Separating Extract, Transform and Load to three or more jobs

olgc · Post by **olgc** » Mon Jul 25, 2005 11:53 am

Hi guys,

There is a practice in ETL coding:

Separating Extract, Transformation and Load to three or more jobs, in order to in case of failure of some step, the previous steps can be reused. That sounds good in theory. Could any one tell where is the practice documented?

Have a nice summer day,

ray.wurlod · Post by **ray.wurlod** » Mon Jul 25, 2005 9:43 pm

Training class DataStage Best Practices for one.

Freezing in an Australian winter (32C in Darwin!)

vmcburney · Post by **vmcburney** » Tue Jul 26, 2005 12:54 am

It is well documented in the archives of this site. Do a search for failover or recovery or banding to find threads on the subject.

kumar_s · Post by **kumar_s** » Fri Aug 05, 2005 12:15 pm

HI,
May be the function of calling the jobs using scritps can be verticalized.

Like you can try segregating the Extraction through a seperate script and transfromation through separate and like wise. so that the restrat point gets bifurcated.

Provided the tracability matrix should be perfect among jobs.

regards
kumar

DaleK · Post by **DaleK** » Fri Aug 05, 2005 12:53 pm

If I understand the problem, it isn't a Best practice that is the problem, but your tool/method to schedule and run your jobs that is the problem.

We use our Mainframe scheduling tool to run our DataStage jobs. This tool allows us to rerun jobs. I guess I just have it a little easier then some of you.

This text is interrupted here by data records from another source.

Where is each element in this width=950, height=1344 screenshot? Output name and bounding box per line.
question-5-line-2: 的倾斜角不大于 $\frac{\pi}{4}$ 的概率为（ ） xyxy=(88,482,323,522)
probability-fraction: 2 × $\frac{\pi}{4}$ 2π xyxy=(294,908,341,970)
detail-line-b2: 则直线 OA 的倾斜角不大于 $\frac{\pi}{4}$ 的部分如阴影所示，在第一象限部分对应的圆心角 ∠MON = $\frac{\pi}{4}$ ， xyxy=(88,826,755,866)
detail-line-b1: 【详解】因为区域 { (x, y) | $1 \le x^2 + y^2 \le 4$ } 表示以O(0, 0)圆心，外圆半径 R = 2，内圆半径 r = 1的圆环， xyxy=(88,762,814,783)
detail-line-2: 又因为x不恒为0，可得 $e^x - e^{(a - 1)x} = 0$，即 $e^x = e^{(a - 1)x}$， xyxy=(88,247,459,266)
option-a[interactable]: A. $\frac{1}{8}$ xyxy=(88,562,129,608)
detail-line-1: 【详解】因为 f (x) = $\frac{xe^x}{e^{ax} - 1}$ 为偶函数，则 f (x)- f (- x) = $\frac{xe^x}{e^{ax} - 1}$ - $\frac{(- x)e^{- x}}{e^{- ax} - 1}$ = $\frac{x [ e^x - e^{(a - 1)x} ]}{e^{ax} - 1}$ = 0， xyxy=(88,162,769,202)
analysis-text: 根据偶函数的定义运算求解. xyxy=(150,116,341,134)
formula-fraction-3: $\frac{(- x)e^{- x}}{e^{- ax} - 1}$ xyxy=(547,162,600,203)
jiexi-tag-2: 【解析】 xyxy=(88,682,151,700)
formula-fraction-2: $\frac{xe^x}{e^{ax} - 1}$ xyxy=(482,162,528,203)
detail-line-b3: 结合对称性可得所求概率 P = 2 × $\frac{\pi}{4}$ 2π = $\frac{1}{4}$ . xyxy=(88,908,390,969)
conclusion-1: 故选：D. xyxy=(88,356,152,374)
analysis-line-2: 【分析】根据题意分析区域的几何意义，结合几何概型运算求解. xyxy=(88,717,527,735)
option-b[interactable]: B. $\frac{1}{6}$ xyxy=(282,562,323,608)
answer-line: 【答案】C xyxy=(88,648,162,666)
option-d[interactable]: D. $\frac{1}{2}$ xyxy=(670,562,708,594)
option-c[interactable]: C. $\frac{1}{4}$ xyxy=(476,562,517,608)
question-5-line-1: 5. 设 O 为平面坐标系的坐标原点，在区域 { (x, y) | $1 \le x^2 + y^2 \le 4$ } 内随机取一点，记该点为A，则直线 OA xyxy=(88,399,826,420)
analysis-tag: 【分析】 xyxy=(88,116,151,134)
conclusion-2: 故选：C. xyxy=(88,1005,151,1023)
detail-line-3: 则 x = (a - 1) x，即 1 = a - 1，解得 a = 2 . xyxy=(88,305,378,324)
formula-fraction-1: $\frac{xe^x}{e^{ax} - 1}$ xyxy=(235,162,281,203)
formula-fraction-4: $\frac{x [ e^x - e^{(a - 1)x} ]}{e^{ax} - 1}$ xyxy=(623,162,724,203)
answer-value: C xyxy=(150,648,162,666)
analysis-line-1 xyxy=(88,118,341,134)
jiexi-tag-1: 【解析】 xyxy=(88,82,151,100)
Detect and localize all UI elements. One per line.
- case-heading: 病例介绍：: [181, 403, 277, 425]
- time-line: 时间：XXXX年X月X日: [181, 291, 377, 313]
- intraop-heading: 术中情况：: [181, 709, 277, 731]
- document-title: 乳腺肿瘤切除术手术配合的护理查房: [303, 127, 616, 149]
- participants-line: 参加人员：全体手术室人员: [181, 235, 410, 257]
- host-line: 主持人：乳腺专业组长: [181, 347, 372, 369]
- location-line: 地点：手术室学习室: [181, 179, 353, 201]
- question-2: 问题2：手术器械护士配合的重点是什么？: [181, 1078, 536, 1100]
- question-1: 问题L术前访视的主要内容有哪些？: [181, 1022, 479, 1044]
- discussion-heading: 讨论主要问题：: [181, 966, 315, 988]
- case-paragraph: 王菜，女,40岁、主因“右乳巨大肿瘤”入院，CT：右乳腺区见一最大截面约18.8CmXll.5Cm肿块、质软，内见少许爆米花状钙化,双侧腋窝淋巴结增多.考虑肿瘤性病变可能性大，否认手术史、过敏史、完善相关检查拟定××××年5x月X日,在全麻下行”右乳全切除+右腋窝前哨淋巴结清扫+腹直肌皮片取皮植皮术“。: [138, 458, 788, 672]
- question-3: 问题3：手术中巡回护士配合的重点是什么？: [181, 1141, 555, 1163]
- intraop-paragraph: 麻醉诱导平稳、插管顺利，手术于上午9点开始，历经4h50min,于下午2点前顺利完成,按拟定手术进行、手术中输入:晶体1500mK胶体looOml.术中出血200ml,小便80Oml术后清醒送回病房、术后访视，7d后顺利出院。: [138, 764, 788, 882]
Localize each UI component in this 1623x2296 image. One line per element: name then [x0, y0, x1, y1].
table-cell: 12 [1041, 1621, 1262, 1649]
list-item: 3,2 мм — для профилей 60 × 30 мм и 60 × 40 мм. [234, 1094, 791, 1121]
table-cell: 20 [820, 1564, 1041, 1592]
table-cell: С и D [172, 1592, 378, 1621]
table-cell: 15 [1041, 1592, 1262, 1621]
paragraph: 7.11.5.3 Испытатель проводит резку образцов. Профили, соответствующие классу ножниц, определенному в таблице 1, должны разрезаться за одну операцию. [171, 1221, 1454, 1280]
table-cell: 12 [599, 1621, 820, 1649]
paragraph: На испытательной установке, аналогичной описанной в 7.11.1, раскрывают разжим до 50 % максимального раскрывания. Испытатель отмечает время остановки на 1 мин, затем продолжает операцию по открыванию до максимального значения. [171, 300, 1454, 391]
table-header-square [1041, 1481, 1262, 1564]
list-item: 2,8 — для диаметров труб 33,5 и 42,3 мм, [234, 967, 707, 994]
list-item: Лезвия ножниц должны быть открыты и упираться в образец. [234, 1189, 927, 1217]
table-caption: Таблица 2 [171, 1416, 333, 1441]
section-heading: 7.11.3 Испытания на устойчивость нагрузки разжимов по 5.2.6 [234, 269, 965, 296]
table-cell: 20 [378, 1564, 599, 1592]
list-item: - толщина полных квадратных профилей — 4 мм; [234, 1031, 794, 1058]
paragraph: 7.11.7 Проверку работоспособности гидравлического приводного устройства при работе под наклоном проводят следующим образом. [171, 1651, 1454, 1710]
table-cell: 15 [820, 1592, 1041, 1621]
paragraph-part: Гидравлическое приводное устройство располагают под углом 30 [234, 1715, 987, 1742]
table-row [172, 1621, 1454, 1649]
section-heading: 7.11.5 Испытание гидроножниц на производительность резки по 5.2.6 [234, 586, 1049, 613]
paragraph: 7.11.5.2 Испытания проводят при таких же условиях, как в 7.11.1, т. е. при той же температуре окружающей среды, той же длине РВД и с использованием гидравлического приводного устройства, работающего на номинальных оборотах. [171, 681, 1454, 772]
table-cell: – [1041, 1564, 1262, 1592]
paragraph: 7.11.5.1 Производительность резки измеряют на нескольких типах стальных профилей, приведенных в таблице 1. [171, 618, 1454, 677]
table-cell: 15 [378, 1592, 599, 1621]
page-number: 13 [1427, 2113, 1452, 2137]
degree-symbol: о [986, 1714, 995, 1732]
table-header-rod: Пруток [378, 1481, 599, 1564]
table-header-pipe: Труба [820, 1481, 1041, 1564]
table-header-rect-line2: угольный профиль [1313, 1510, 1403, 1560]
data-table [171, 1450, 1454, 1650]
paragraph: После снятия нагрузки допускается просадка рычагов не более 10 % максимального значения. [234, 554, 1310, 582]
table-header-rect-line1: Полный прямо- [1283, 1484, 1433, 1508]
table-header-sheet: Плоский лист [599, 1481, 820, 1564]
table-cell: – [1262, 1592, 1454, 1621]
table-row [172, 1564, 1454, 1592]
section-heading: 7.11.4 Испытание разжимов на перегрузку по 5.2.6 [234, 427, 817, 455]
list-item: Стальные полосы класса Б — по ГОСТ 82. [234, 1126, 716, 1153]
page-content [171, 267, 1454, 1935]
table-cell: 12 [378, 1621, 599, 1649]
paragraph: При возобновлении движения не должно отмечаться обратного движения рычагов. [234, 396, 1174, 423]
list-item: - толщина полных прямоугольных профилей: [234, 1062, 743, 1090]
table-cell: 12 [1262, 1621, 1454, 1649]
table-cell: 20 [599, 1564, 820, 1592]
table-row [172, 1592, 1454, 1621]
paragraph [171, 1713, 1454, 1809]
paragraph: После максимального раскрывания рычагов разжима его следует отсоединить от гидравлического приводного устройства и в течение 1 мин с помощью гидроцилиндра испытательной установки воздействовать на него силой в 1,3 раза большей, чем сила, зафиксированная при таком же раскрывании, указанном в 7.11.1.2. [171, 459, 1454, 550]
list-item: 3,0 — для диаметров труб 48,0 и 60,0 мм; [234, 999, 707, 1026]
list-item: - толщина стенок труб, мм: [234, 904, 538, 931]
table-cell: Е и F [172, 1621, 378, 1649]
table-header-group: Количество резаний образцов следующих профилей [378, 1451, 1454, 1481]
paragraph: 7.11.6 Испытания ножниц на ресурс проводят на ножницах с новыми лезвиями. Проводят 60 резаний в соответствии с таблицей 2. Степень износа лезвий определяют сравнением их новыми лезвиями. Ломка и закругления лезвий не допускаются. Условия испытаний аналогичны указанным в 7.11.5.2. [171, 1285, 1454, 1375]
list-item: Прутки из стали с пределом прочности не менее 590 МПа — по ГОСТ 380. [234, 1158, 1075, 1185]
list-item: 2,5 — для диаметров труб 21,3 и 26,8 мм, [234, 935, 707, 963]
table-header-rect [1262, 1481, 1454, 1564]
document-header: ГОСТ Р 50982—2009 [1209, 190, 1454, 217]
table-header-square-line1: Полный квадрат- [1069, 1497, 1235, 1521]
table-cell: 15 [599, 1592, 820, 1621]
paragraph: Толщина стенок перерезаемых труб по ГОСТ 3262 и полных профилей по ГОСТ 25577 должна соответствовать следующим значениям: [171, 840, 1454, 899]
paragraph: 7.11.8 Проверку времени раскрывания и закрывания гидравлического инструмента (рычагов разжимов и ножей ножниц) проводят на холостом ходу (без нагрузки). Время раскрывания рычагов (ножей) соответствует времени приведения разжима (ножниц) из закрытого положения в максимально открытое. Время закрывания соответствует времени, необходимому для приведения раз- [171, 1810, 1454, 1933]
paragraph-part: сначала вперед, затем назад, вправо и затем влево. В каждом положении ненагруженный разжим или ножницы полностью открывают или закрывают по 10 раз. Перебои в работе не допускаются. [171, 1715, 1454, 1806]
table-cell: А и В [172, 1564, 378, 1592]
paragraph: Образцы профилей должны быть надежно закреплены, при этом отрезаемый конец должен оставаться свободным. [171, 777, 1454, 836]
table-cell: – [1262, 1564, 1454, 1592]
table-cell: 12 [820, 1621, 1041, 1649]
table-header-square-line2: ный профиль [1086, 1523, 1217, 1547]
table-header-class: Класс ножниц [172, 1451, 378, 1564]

Either way it sounds like you have one heck of a mess.
Best of luck.

ray.wurlod · Post by **ray.wurlod** » Fri Aug 05, 2005 7:16 pm

Sounds like some more thought needs to go into the design of your control structures and restart points. It's all doable, and gracefully. But it must be designed with care.

olgc · Post by **olgc** » Tue Aug 09, 2005 9:42 am

In order to split ETL to E.T.L, a integrated job can always be built first as ETL. When the job is tested, it can be split to 3, 4, even 20s E.T.L jobs, to make it confirmed to the practice and the maintenance and support more challenge, that's the best practice?

ray.wurlod · Post by **ray.wurlod** » Tue Aug 09, 2005 3:08 pm

We normally advocate four phases.

Extraction to first staging area.

Jobs presupposed by Transformation phase (e.g. loading lookups).

Transformation into second staging area.

Loading from staging area into target.